Training like a BOSS!

  • Published
  • By Tech. Sgt. Armando Vasquez
  • 108th Wing Public Affairs Office
As you walk up the short stairs and look inside the rectangular box, you can imagine being in the air and getting ready for a refueling mission. All that is missing is the humming of the KC-135 Stratotanker's engine, and to some degree, the cold breeze you get from being in the boom pod in back of the air plane.

"This is as realistic as it can get," said Senior Master Sgt. Michael Sylvester, 141st Air Refueling Squadron boom operator. "The projection screens are state-of-the art projectors, the visuals are excellent, and the boom pod itself is an exact recreation of the aircraft."

The 108th Wing will be using a high fidelity trainer - Boom Operator Simulation System - to provide real training in a virtual environment for their boom operators.

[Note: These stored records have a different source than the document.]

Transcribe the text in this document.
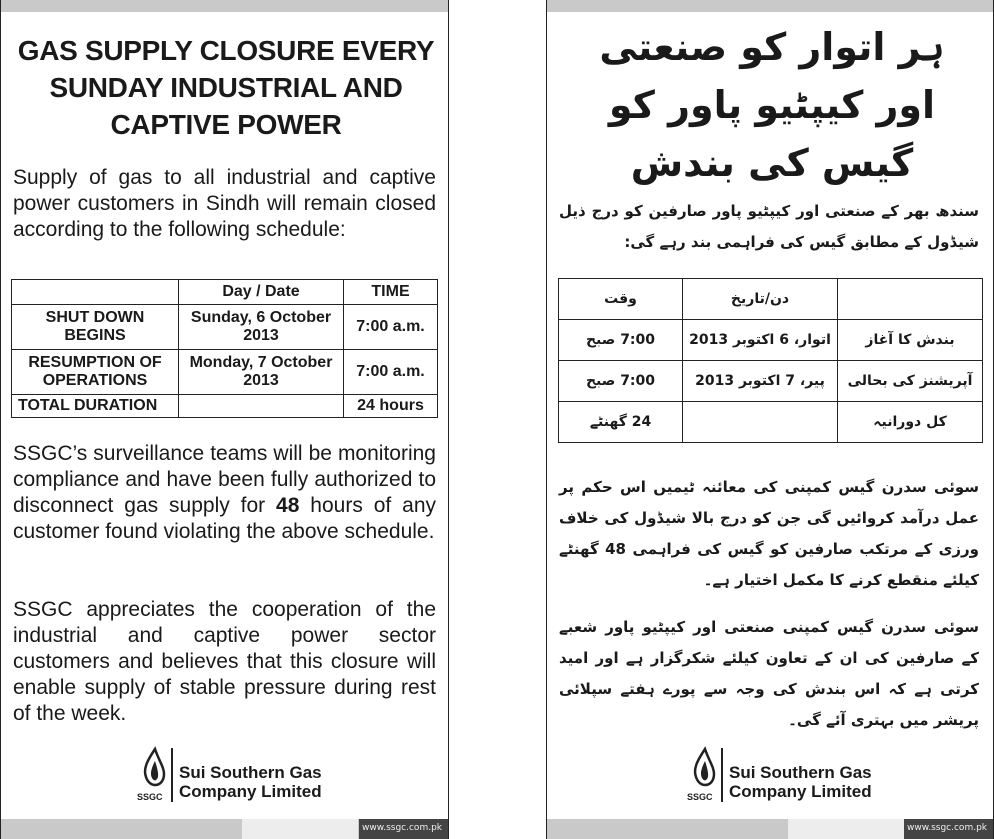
GAS SUPPLY CLOSURE EVERY SUNDAY INDUSTRIAL AND CAPTIVE POWER
Supply of gas to all industrial and captive power customers in Sindh will remain closed according to the following schedule:
	Day / Date	TIME
SHUT DOWN BEGINS	Sunday, 6 October 2013	7:00 a.m.
RESUMPTION OF OPERATIONS	Monday, 7 October 2013	7:00 a.m.
TOTAL DURATION		24 hours
SSGC’s surveillance teams will be monitoring compliance and have been fully authorized to disconnect gas supply for 48 hours of any customer found violating the above schedule.
SSGC appreciates the cooperation of the industrial and captive power sector customers and believes that this closure will enable supply of stable pressure during rest of the week.
SSGC
Sui Southern Gas
Company Limited
www.ssgc.com.pk
ہر اتوار کو صنعتی اور کیپٹیو پاور کو گیس کی بندش
سندھ بھر کے صنعتی اور کیپٹیو پاور صارفین کو درج ذیل شیڈول کے مطابق گیس کی فراہمی بند رہے گی:
	دن/تاریخ	وقت
بندش کا آغاز	اتوار، 6 اکتوبر 2013	7:00 صبح
آپریشنز کی بحالی	پیر، 7 اکتوبر 2013	7:00 صبح
کل دورانیہ		24 گھنٹے
سوئی سدرن گیس کمپنی کی معائنہ ٹیمیں اس حکم پر عمل درآمد کروائیں گی جن کو درج بالا شیڈول کی خلاف ورزی کے مرتکب صارفین کو گیس کی فراہمی 48 گھنٹے کیلئے منقطع کرنے کا مکمل اختیار ہے۔
سوئی سدرن گیس کمپنی صنعتی اور کیپٹیو پاور شعبے کے صارفین کی ان کے تعاون کیلئے شکرگزار ہے اور امید کرتی ہے کہ اس بندش کی وجہ سے پورے ہفتے سپلائی پریشر میں بہتری آئے گی۔
SSGC
Sui Southern Gas
Company Limited
www.ssgc.com.pk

The simulator utilizes new technology and allows boom operators to maintain training requirements more easily.  The look, feel, and operation of the simulator are modeled almost exactly after the KC-135, said Sylvester, "Since the boom operator controls the connection between the receiving and fueling aircraft during the refueling process, it is very important that the simulation is accurate and realistic as possible."

Sylvester will be one of the first boom operators to be trained and certified on the equipment. He will then be an instructor for the other boom operators in the Wing.

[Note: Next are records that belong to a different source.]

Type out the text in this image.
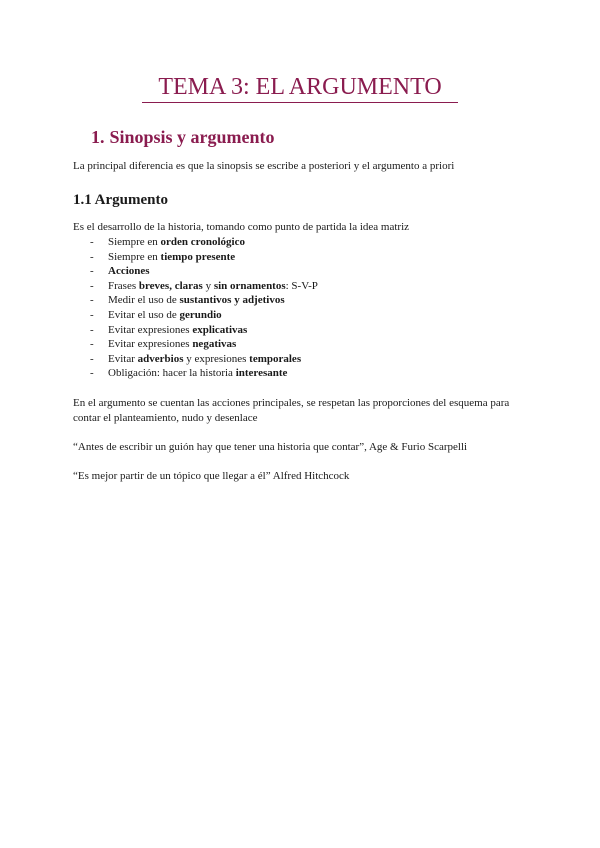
TEMA 3: EL ARGUMENTO
1. Sinopsis y argumento
La principal diferencia es que la sinopsis se escribe a posteriori y el argumento a priori
1.1 Argumento
Es el desarrollo de la historia, tomando como punto de partida la idea matriz
- Siempre en orden cronológico
- Siempre en tiempo presente
- Acciones
- Frases breves, claras y sin ornamentos: S-V-P
- Medir el uso de sustantivos y adjetivos
- Evitar el uso de gerundio
- Evitar expresiones explicativas
- Evitar expresiones negativas
- Evitar adverbios y expresiones temporales
- Obligación: hacer la historia interesante
En el argumento se cuentan las acciones principales, se respetan las proporciones del esquema para contar el planteamiento, nudo y desenlace
“Antes de escribir un guión hay que tener una historia que contar”, Age & Furio Scarpelli
“Es mejor partir de un tópico que llegar a él” Alfred Hitchcock
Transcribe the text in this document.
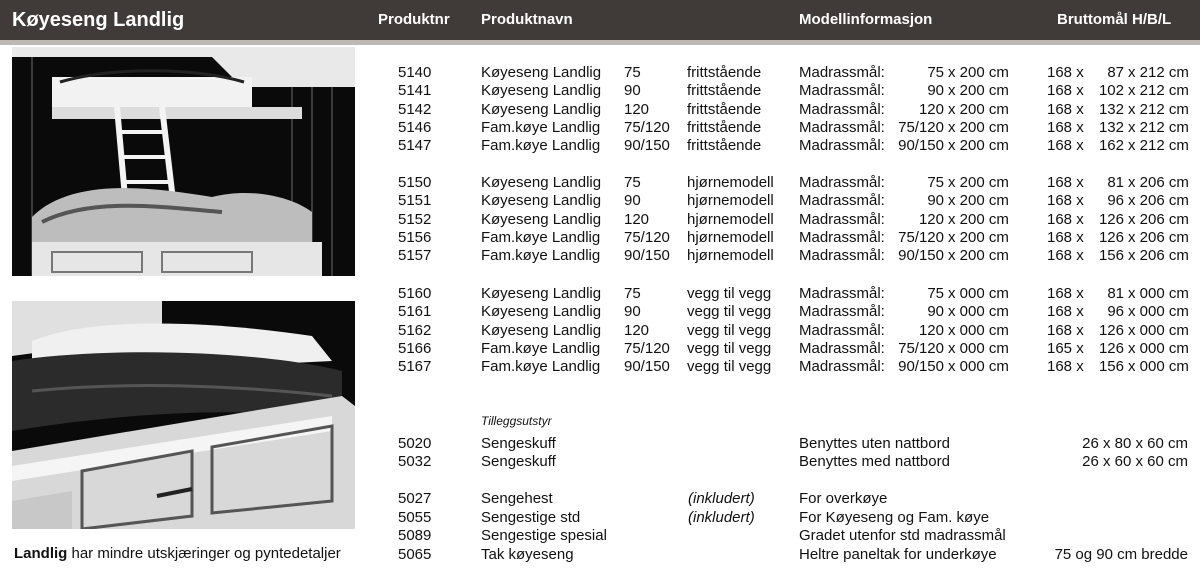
Køyeseng Landlig	Produktnr Produktnavn	Modellinformasjon	Bruttomål H/B/L
Landlig har mindre utskjæringer og pyntedetaljer
5140	Køyeseng Landlig 75	frittstående	Madrassmål:	75 x 200 cm	168 x	87 x 212 cm
5141	Køyeseng Landlig 90	frittstående	Madrassmål:	90 x 200 cm	168 x	102 x 212 cm
5142	Køyeseng Landlig 120	frittstående	Madrassmål:	120 x 200 cm	168 x	132 x 212 cm
5146	Fam.køye Landlig 75/120 frittstående	Madrassmål: 75/120 x 200 cm	168 x	132 x 212 cm
5147	Fam.køye Landlig 90/150 frittstående	Madrassmål: 90/150 x 200 cm	168 x	162 x 212 cm
5150	Køyeseng Landlig 75	hjørnemodell Madrassmål:	75 x 200 cm	168 x	81 x 206 cm
5151	Køyeseng Landlig 90	hjørnemodell Madrassmål:	90 x 200 cm	168 x	96 x 206 cm
5152	Køyeseng Landlig 120	hjørnemodell Madrassmål:	120 x 200 cm	168 x	126 x 206 cm
5156	Fam.køye Landlig 75/120 hjørnemodell Madrassmål: 75/120 x 200 cm	168 x	126 x 206 cm
5157	Fam.køye Landlig 90/150 hjørnemodell Madrassmål: 90/150 x 200 cm	168 x	156 x 206 cm
5160	Køyeseng Landlig 75	vegg til vegg Madrassmål:	75 x 000 cm	168 x	81 x 000 cm
5161	Køyeseng Landlig 90	vegg til vegg Madrassmål:	90 x 000 cm	168 x	96 x 000 cm
5162	Køyeseng Landlig 120	vegg til vegg Madrassmål:	120 x 000 cm	168 x	126 x 000 cm
5166	Fam.køye Landlig 75/120 vegg til vegg Madrassmål: 75/120 x 000 cm	165 x	126 x 000 cm
5167	Fam.køye Landlig 90/150 vegg til vegg Madrassmål: 90/150 x 000 cm	168 x	156 x 000 cm
Tilleggsutstyr
5020	Sengeskuff	Benyttes uten nattbord	26 x 80 x 60 cm
5032	Sengeskuff	Benyttes med nattbord	26 x 60 x 60 cm
5027	Sengehest	(inkludert)	For overkøye
5055	Sengestige std	(inkludert)	For Køyeseng og Fam. køye
5089	Sengestige spesial	Gradet utenfor std madrassmål
5065	Tak køyeseng	Heltre paneltak for underkøye	75 og 90 cm bredde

With all the training that a boom operator requires to maintain their proficiency - approximately five months of air refueling technical school and survivor skill training - it is critical that these Airmen log-in as many flying and training hours as possible. Since some of these Airmen are traditional Guardsmen, one weekend a month, two weeks annual training, it is difficult to schedule training. In addition, if weather doesn't cooperate when a refueling mission is scheduled, the Airmen would lose that opportunity to practice the in-flight transfer of fuel from the tanker aircraft to the receiver aircraft.

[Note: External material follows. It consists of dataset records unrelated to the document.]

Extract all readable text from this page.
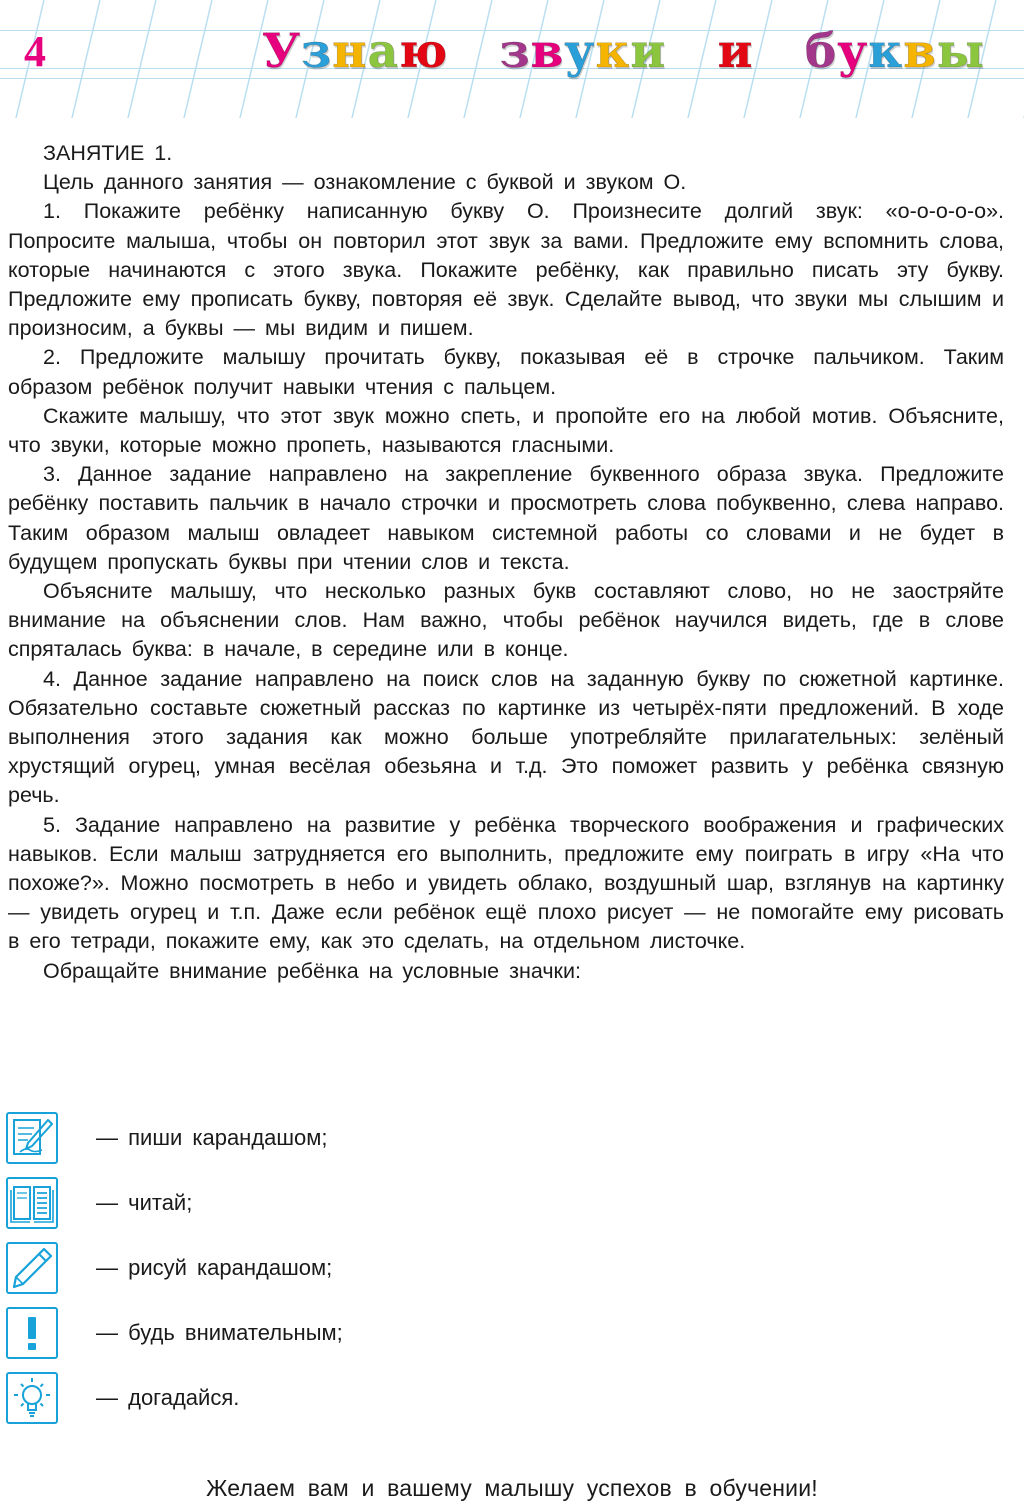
4	Узнаю звуки и буквы

ЗАНЯТИЕ 1.

Цель данного занятия — ознакомление с буквой и звуком О.

1. Покажите ребёнку написанную букву О. Произнесите долгий звук: «о-о-о-о-о». Попросите малыша, чтобы он повторил этот звук за вами. Предложите ему вспомнить слова, которые начинаются с этого звука. Покажите ребёнку, как правильно писать эту букву. Предложите ему прописать букву, повторяя её звук. Сделайте вывод, что звуки мы слышим и произносим, а буквы — мы видим и пишем.

2. Предложите малышу прочитать букву, показывая её в строчке пальчиком. Таким образом ребёнок получит навыки чтения с пальцем.

Скажите малышу, что этот звук можно спеть, и пропойте его на любой мотив. Объясните, что звуки, которые можно пропеть, называются гласными.

3. Данное задание направлено на закрепление буквенного образа звука. Предложите ребёнку поставить пальчик в начало строчки и просмотреть слова побуквенно, слева направо. Таким образом малыш овладеет навыком системной работы со словами и не будет в будущем пропускать буквы при чтении слов и текста.

Объясните малышу, что несколько разных букв составляют слово, но не заостряйте внимание на объяснении слов. Нам важно, чтобы ребёнок научился видеть, где в слове спряталась буква: в начале, в середине или в конце.

4. Данное задание направлено на поиск слов на заданную букву по сюжетной картинке. Обязательно составьте сюжетный рассказ по картинке из четырёх-пяти предложений. В ходе выполнения этого задания как можно больше употребляйте прилагательных: зелёный хрустящий огурец, умная весёлая обезьяна и т.д. Это поможет развить у ребёнка связную речь.

5. Задание направлено на развитие у ребёнка творческого воображения и графических навыков. Если малыш затрудняется его выполнить, предложите ему поиграть в игру «На что похоже?». Можно посмотреть в небо и увидеть облако, воздушный шар, взглянув на картинку — увидеть огурец и т.п. Даже если ребёнок ещё плохо рисует — не помогайте ему рисовать в его тетради, покажите ему, как это сделать, на отдельном листочке.

Обращайте внимание ребёнка на условные значки:

— пиши карандашом;
— читай;
— рисуй карандашом;
— будь внимательным;
— догадайся.
Желаем вам и вашему малышу успехов в обучении!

"It doesn't matter if we have a real-weather cancellation," said Sylvester. "If that happens, the boom operator can come here with an instructor and recreate the exact mission that they were going to fly and do all the training they would have done in the air."

But the most important aspect of this simulator is the safety it can provide to the boom operators.

"We can experience in a safe environment malfunctions that we might see in an aircraft and react accordingly," said Sylvester.

In other words, they can train for mission hiccups, like a BOSS!